Hablamos de libertad de expresión, del derecho a difundir libremente las ideas, ambos reconocidos por la Constitución. Hablamos del derecho de los ciudadanos a dar y recibir información veraz. Pero todo eso, a algunos, no les gusta. A algunos les gusta que se hable mal de sus oponentes políticos, que se critique su gestión e incluso te animan a que hables peyorativamente de sus vidas personales. Pero cuando los criticados son ellos, quieren que se cierre un medio de comunicación, el único que hay en el pueblo a disposición de cualquiera que quiera emplearlo. Estas personas no son herederos ideológicos de Morán, ni de ningún otro líder socialista del pasado; si acaso, herederos de Stalin y de otros regímenes totalitarios. Lo único que combatirían hasta la muerte sería su derecho a callar a los que no comparten sus ideas, ni sus palabras y sobre todo sus actos.

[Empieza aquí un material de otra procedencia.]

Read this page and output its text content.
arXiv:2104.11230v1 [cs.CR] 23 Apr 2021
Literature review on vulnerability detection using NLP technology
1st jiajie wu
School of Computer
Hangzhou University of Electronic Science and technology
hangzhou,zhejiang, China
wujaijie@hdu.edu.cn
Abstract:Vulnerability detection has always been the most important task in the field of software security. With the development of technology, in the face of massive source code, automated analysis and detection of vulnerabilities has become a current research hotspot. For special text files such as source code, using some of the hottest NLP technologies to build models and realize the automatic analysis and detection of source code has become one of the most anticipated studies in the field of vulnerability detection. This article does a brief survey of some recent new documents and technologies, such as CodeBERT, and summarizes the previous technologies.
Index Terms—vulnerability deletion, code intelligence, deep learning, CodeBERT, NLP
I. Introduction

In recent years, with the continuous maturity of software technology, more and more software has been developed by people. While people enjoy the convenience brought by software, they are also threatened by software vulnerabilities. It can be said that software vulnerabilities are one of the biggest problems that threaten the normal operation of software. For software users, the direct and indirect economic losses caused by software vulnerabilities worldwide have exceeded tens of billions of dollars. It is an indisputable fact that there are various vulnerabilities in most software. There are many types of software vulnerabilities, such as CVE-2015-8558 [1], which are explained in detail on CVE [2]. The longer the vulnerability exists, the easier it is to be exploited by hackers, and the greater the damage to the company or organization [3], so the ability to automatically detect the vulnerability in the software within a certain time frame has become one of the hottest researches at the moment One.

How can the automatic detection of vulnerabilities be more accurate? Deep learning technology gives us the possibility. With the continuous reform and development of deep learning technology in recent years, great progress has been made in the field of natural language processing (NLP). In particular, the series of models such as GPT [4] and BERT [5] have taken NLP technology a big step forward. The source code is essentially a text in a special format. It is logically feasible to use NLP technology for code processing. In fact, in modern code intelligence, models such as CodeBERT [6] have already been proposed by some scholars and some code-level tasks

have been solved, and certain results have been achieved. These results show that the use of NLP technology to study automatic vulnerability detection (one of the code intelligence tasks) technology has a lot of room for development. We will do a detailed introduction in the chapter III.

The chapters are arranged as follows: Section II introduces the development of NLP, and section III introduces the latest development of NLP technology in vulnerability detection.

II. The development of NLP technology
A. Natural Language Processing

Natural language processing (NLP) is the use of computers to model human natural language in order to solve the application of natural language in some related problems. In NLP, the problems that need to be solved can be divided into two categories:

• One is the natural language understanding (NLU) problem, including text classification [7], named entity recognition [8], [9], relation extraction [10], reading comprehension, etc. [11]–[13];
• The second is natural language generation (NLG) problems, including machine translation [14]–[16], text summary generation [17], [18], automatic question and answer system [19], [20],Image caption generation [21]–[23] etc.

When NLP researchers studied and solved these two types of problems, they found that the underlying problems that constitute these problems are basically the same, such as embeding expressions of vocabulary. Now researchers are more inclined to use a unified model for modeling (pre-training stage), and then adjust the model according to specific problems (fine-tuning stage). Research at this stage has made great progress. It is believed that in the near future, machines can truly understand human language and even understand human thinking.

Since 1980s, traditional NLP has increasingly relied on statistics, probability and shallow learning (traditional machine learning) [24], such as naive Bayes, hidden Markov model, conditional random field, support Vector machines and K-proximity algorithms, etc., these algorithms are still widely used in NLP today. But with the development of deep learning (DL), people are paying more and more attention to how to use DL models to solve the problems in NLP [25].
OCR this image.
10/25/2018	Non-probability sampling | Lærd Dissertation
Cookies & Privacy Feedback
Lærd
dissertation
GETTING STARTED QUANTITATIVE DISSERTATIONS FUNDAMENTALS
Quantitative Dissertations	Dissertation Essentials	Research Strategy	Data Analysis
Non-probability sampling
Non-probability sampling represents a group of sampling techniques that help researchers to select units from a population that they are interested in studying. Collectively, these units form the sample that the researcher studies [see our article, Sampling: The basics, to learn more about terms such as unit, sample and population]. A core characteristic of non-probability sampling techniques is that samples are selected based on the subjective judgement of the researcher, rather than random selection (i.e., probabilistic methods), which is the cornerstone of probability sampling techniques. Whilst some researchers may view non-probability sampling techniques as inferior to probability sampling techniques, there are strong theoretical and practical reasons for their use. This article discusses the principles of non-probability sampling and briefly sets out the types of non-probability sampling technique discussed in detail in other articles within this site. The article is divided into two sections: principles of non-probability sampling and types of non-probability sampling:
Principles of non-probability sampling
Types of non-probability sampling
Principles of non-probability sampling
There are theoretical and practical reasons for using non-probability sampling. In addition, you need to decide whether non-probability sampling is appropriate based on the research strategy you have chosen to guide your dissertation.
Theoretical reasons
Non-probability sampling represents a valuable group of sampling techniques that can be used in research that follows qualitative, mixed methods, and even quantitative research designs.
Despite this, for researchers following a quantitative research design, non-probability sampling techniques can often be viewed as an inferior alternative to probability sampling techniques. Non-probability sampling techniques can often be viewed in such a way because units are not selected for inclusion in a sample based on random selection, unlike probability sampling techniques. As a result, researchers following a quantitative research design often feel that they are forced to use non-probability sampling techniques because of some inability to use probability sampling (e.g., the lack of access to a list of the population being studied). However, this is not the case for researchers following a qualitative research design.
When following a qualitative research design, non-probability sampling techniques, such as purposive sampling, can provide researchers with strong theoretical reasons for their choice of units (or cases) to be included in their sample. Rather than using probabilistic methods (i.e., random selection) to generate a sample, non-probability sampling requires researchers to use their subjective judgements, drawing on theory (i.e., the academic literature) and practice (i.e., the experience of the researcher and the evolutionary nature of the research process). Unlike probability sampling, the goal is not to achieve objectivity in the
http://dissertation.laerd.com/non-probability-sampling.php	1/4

Lo que ha sucedido en Abanilla esta semana es un liberticidio, es un intento de amenazar y de coaccionar , es la pataleta agónica de quien ve cómo sus sueños de poder de muchos años se les escapa de las manos por su propia incompetencia.

Como socialista, como persona progresista que defiende la libertad, me siento avergonzado del comportamiento de estos dos individuos. Y espero que el juicio del pueblo les condene con la dureza que se merecen.